There’s a lot a designer or engineer needs to keep in mind while designing parts. Functionality is obviously paramount. Manufacturability is right behind making sure it works. 

When you strip away the powder-based processes, designing for manufacturability can move into places that many designers and engineers haven’t properly considered – especially when that part needs to have a large quantity made through 3D printing or if the part is large. 

Many will yawn about making sure overhangs and degrees of precision between competing processes are accounted for but there’s something else that should be considered: the time needed to make the part. That time per part originates in how the part was designed. 

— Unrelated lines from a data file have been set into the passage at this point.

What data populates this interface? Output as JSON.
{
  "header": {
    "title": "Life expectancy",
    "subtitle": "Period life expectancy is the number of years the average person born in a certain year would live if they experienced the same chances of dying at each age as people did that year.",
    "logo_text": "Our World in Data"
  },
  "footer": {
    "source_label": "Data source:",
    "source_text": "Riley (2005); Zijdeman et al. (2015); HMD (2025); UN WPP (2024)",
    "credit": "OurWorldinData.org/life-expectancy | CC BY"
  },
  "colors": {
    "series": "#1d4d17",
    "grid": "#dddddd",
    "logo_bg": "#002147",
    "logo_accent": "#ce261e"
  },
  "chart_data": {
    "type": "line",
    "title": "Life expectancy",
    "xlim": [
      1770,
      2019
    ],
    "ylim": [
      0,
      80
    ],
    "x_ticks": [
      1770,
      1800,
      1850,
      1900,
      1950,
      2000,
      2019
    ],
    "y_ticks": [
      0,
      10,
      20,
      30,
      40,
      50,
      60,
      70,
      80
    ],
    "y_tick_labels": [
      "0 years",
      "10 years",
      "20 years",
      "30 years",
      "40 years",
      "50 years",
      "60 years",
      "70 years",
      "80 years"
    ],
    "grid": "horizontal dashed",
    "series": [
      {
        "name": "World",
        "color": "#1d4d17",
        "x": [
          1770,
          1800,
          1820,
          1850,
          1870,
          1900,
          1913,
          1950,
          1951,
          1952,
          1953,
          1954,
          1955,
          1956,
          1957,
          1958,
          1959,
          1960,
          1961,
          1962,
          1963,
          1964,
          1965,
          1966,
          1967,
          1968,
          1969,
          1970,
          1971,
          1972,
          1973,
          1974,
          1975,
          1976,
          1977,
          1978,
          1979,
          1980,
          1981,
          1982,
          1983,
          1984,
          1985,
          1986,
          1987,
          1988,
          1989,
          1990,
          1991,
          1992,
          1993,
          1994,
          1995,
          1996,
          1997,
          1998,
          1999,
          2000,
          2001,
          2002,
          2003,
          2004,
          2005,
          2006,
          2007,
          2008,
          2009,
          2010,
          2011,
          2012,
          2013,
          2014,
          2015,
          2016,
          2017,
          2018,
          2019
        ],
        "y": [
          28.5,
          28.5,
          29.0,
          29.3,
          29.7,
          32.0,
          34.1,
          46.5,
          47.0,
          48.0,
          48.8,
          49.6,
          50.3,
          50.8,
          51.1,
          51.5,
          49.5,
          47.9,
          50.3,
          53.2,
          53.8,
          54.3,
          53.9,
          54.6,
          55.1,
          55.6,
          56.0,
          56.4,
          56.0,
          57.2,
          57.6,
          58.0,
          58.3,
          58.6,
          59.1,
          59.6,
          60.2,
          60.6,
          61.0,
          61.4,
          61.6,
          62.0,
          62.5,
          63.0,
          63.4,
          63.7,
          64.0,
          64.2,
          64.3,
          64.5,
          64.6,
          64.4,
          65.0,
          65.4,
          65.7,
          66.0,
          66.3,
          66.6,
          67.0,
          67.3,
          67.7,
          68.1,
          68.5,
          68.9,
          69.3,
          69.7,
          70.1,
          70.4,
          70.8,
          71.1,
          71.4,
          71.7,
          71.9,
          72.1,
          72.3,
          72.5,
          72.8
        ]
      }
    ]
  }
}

A great engineer who designs for parts via CNC knows that they have to not only keep track of how many different kinds and sizes of tooling is needed, they also have to be cognizant of how a tool will travel and interact with the workpiece. This will have a direct impact on the cost of the part. This thinking must be extended to non-powder 3D processes as well. The biggest area ignored and perhaps one of the most important is working to keep the print head moving efficiently as possible in the least amount of time. 

I think most of us are used to designing in solid modeling software. That means we’re used to thinking of carving the shape to get what we need – because the software is made to primarily develop parts for conventional subtractive processes. That thinking doesn’t get the most out of additive processes. To illustrate this, I needed to develop a bracket for a sensor. My usual solid block carving process would end up here:

Sure, this could be printed, but maybe we should be designing differently from the very start for an additive solution. Below is my first pass at thinking more additively:

In this process, I started with the absolutely necessary aspects. I needed to position the sensor board in a specific orientation and secure it using the provided holes. The sensor also needed to be connected to the machine and clocked in a certain direction using provided screws and locations. From here, I worked to connect all of these features with material that would be enough to hold all in place. The material was also my best estimate of the most efficient paths for the printer to follow. 

What did I get for my effort? Here’s the estimated time directly from Cura for the block-based approach:

The second process looked like this with the same slicer settings: 

Admittedly, this is a small part, so the time savings is only 17 minutes. When you look at the percentage of time saved, it shakes out to a 40% reduction in total print time. And that’s without messing with esoteric slicer settings and machine speeds. 

If the part took 8 hours to print, that 40% becomes a big deal. It also becomes a big deal when there needs to be a large quantity of parts printed. Because what’s similar between making parts on a subtractive machine and an additive machine is cost is based primarily on time-on-machine.